Besonders dieser Traum ist es, der die Schülerin aktuell begleitet und sie dazu bewegt hat, sich für ein Studium mit dem Hauptfach Politikwissenschaften zu entscheiden. Wie fern diese Träume jedoch manchmal sein können, musste Nargez sehr früh erfahren. Denn zwischen Floskeln wie „Leb deine Träume und träume nicht dein Leben“ oder „Make your Dreams come true“ liegt vor allem eins: die Realität. Und die sieht nun mal – fernab der Postkartenpoesie – ganz anders aus.

Schulsystem fängt Ungleichheiten nicht auf

Das deutsche Bildungssystem reproduziert Ungleichheiten. Laut Studien der Hans-Böckler-Stiftung entstehen sie vor allem durch die schichtspezifischen Unterschiede der Familien. Die Ungleichheiten des familiären Kapitals, sei es kulturell oder finanziell, werden laut zahlreichen Leistungsstudien – wie der IGLU-Studie – vom Schulsystem nicht aufgefangen. Die Benachteiligung trifft damit auf direktem Wege die, die am wenigsten etwas dafür können: die Schüler*innen.

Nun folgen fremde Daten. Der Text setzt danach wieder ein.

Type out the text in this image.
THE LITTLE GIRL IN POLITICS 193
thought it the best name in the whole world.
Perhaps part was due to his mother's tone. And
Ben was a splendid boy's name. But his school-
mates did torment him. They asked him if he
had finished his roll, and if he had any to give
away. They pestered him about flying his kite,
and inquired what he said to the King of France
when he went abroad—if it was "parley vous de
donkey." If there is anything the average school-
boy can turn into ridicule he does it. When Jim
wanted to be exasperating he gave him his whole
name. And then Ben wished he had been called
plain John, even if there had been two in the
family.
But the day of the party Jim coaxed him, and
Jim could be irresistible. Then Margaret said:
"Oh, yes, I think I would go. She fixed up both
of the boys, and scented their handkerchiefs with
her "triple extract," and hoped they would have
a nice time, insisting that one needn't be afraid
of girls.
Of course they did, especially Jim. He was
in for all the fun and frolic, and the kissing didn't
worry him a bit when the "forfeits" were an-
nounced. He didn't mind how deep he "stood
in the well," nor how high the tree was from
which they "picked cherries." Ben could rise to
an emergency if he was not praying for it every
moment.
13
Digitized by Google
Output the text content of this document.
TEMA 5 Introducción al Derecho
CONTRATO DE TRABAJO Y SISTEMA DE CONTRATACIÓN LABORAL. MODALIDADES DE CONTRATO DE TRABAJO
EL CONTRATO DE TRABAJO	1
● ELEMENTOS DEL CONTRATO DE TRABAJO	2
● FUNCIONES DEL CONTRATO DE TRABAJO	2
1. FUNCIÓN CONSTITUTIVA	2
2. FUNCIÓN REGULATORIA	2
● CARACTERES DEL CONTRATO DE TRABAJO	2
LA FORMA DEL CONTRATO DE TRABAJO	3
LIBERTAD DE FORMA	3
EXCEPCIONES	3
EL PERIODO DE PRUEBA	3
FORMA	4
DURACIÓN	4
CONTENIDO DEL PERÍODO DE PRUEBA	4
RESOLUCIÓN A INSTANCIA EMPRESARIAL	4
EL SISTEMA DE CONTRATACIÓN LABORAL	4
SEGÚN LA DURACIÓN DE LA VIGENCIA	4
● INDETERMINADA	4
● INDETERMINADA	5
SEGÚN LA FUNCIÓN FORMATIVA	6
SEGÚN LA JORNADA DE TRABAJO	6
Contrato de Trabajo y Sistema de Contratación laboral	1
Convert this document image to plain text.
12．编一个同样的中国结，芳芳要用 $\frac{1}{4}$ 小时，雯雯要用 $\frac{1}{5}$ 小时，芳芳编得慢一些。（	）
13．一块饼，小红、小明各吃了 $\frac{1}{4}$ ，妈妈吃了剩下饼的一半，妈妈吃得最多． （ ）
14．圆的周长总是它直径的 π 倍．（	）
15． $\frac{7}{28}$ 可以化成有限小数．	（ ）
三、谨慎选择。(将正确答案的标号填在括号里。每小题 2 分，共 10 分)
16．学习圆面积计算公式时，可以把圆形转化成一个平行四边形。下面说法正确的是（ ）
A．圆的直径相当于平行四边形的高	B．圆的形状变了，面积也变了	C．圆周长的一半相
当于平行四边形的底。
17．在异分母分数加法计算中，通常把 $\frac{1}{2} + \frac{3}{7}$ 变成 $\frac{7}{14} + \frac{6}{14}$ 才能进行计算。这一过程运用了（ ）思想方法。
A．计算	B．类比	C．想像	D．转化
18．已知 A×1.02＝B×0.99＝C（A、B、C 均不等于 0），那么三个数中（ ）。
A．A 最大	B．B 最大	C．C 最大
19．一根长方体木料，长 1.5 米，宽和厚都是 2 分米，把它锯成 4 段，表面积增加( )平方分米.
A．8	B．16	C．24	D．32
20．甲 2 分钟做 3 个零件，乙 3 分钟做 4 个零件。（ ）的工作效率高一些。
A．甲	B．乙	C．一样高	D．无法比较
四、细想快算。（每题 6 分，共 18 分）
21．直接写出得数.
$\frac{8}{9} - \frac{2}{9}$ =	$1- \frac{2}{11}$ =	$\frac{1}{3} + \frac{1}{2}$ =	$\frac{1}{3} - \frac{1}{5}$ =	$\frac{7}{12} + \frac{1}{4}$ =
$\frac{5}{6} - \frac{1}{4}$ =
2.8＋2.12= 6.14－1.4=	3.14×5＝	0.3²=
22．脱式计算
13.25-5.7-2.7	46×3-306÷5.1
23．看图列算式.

Zudem zeigen Studien eine Diskriminierung von Schüler*innen aus Einwanderer*innenfamilien auf. Dass die Bildungsungleichheit marginalisierte Gruppen von Schüler*innen trifft, ist nicht verwunderlich. Denn wie so oft, wenn es um Benachteiligungen jeglicher Art geht, nimmt auch hier die Intersektionalität eine zentrale Rolle ein. Mehrere zu Benachteiligung führende Faktoren laufen wie ein roter Faden zusammen, verfangen sich und werden zu einem großen, kaum zu entzerrenden Bündel an Diskriminierungen. Dieses Bündel kann im Schultag unterschiedlich groß ausfallen.

„In der dritten Klasse hatte ich eine sehr diskriminierende Lehrerin. Die anderen ausländischen Kinder und ich waren immer Opfer ihrer Attacken und haben stetig diskriminierende Dinge gesagt bekommen“, erklärt Nargez gefasst. Die Stimme der 17-Jährigen ist sehr klar, als sie darüber spricht. Dennoch wird deutlich, wie sehr diese Ereignisse die Schülerin geprägt haben.

„Ich erinnere mich noch daran, wie sie zu meinem Mitschüler Ibrahim sagte, dass aus ihm in vierzig Jahren nur der Müllmann wird, der ihren Müll wegbringt“, blickt Nargez auf die Schulzeit zurück. „Zu uns allen sagten die Lehrer immer, dass das Gymnasium nichts für uns ist und die höhere Schule den Deutschen vorbehalten sei. Das ist sehr demotivierend gewesen“, erklärt sie.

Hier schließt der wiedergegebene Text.